OPEC+ telah memutuskan untuk menghentikan rencana kenaikan produksi minyak selama kuartal pertama tahun depan, setelah melakukan satu kali penambahan kecil pada bulan Desember. Keputusan ini diambil untuk menyeimbangkan upaya mempertahankan pangsa pasar dengan tanda-tanda munculnya kelebihan pasokan di pasar global.
Dalam pertemuan virtual yang berlangsung pada Minggu (2/11), negara-negara anggota kunci yang dipimpin oleh Arab Saudi sepakat untuk menambah produksi sebesar 137.000 barel per hari pada bulan depan. Penambahan ini sesuai dengan peningkatan yang telah dijadwalkan untuk Oktober dan November. Setelah itu, OPEC+ akan mengambil jeda dari Januari hingga Maret, periode yang biasanya ditandai dengan permintaan yang lebih lemah. Para delegasi menyatakan bahwa keputusan ini mencerminkan ekspektasi perlambatan musiman.

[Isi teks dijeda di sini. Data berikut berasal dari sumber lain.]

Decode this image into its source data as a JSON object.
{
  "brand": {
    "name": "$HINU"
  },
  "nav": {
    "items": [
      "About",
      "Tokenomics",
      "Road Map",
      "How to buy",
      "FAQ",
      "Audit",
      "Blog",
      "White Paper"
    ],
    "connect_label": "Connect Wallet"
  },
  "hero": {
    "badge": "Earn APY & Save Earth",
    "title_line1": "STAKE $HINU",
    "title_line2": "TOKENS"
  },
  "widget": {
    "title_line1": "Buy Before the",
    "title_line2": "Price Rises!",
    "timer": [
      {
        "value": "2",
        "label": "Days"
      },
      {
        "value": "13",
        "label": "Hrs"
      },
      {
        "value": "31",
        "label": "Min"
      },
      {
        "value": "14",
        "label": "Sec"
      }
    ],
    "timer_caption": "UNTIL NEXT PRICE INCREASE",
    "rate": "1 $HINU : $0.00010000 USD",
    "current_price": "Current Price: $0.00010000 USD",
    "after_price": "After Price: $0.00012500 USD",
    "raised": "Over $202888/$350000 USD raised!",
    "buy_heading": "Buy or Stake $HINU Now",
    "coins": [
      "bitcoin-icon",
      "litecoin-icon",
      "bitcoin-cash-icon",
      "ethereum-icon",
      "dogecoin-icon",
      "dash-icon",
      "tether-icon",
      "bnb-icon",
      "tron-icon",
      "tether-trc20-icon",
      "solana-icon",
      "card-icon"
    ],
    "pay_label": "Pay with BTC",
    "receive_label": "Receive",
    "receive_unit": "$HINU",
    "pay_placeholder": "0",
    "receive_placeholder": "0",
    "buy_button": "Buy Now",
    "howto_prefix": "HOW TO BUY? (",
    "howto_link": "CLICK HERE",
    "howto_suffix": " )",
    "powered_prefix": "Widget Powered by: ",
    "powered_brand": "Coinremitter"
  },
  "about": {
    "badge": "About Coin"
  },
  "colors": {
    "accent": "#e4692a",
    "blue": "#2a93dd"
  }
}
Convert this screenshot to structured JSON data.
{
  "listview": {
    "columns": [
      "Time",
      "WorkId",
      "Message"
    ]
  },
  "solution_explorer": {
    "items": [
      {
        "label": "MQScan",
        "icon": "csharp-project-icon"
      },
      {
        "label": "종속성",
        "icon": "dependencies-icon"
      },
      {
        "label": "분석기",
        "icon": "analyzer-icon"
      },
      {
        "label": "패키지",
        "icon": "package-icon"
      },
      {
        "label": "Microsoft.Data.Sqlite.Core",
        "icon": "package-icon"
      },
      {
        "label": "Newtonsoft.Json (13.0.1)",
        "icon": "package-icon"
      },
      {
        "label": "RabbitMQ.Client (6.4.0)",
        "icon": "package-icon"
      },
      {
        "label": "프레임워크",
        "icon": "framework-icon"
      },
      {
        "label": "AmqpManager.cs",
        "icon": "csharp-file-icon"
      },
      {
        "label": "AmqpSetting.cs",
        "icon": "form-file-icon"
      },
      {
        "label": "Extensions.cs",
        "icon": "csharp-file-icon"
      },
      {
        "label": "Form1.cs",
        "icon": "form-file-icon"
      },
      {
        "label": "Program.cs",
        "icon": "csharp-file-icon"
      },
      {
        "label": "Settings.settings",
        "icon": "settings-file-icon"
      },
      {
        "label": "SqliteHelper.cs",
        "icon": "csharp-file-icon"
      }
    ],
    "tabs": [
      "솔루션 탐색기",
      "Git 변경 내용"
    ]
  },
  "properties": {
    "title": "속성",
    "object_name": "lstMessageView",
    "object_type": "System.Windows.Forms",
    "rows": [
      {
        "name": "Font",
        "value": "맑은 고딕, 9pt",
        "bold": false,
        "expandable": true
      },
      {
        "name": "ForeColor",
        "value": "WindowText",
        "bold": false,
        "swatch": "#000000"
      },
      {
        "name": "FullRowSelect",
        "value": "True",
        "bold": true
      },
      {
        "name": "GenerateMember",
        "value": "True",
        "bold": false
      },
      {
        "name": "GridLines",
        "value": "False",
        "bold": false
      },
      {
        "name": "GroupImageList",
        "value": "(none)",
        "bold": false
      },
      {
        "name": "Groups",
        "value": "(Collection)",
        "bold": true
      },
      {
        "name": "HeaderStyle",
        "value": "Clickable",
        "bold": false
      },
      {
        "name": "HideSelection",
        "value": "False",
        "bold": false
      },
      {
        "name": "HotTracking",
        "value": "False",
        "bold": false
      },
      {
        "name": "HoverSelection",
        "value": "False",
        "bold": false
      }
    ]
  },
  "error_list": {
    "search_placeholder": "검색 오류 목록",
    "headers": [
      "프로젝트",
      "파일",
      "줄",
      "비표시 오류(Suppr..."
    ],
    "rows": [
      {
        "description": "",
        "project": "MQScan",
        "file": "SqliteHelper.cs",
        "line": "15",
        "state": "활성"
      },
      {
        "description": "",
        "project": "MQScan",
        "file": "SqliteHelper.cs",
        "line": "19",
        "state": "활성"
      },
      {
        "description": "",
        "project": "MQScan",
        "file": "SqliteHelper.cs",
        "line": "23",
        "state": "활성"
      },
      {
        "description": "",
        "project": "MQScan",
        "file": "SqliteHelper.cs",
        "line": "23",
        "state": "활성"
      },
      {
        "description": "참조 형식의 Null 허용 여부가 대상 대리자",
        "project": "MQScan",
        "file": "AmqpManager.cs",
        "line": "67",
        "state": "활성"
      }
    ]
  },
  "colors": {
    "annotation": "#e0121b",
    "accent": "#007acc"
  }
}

Kebijakan ini muncul di tengah ketidakpastian yang melanda para pelaku pasar minyak. Sanksi terhadap Rusia, yang merupakan rekan utama Arab Saudi dalam kelompok OPEC dan sekutunya, menimbulkan pertanyaan mengenai prospek pasokan dari Moskow. Di saat yang sama, para analis memperingatkan potensi kelebihan pasokan yang terus membesar hingga tahun depan.
Helima Croft, Kepala Strategi Komoditas di RBC Capital, menyatakan bahwa keputusan jeda ini mengejutkan, namun merupakan langkah bijak mengingat ketidakpastian pasokan pada kuartal pertama. Meskipun sanksi terhadap Rusia sempat membantu menopang harga minyak setelah anjlok ke level terendah dalam lima bulan, salah satu delegasi menyatakan bahwa masih terlalu dini bagi OPEC+ untuk menilai dampak keseluruhan dari langkah tersebut.
Jeda dari Januari hingga Maret akan menjadi yang pertama sejak OPEC+ mulai secara agresif memulihkan pasokan minyak yang sempat dihentikan sejak April. Jorge Leon, analis di Rystad Energy yang pernah bekerja di Sekretariat OPEC, menyatakan bahwa OPEC+ tampak menahan diri, namun ini adalah langkah yang diperhitungkan. Sanksi terhadap produsen minyak Rusia menambah lapisan ketidakpastian dalam proyeksi pasokan.
Kenaikan produksi OPEC+ selama ini jauh di bawah volume yang diumumkan. Beberapa anggota masih mengimbangi kelebihan produksi sebelumnya, sementara yang lain kesulitan meningkatkan kapasitas, sehingga dampaknya terhadap pasar terbatas. OPEC+ berulang kali menegaskan bahwa keputusan untuk meningkatkan produksi tahun ini didorong oleh “fundamental pasar yang sehat” dan rendahnya tingkat persediaan global.
Namun, tanda-tanda kelebihan pasokan semakin jelas. Permintaan dari China mulai melemah, sementara produksi di kawasan Amerika terus meningkat. Perusahaan perdagangan besar seperti Trafigura Group menilai kelebihan pasokan sudah terjadi, terlihat dari meningkatnya jumlah minyak yang tersimpan di kapal tanker dunia. Badan Energi Internasional (IEA) di Paris memperkirakan pasokan global dapat melampaui permintaan hingga lebih dari 3 juta barel per hari pada kuartal ini, dan berpotensi menciptakan surplus besar tahun depan.
Penurunan harga minyak ini juga mulai menekan produsen, termasuk perusahaan pengebor minyak serpih di Amerika Serikat. Meski AS masih menjadi sumber utama pertumbuhan pasokan tahun ini, produksi diperkirakan akan melambat pada 2026. Para eksekutif di sektor tersebut memperingatkan bahwa berkurangnya investasi bisa membawa industri ke “titik kritis.”
Bagi Arab Saudi, pergeseran dari strategi lama yang berfokus menjaga harga minyak tinggi turut berdampak pada perekonomiannya. Defisit anggaran negara itu semakin dalam pada kuartal ketiga, dan pemerintah terpaksa memangkas pengeluaran untuk sejumlah proyek transformasi ekonomi besar, termasuk pembangunan kota futuristik Neom.
Aliansi penuh yang terdiri dari 22 negara anggota OPEC+ dijadwalkan bertemu kembali pada 30 November mendatang untuk meninjau tingkat produksi untuk tahun 2026. Keputusan ini akan menjadi perhatian utama bagi para pelaku industri dan pengamat pasar, mengingat tantangan yang dihadapi dalam menyeimbangkan pasokan dan permintaan global.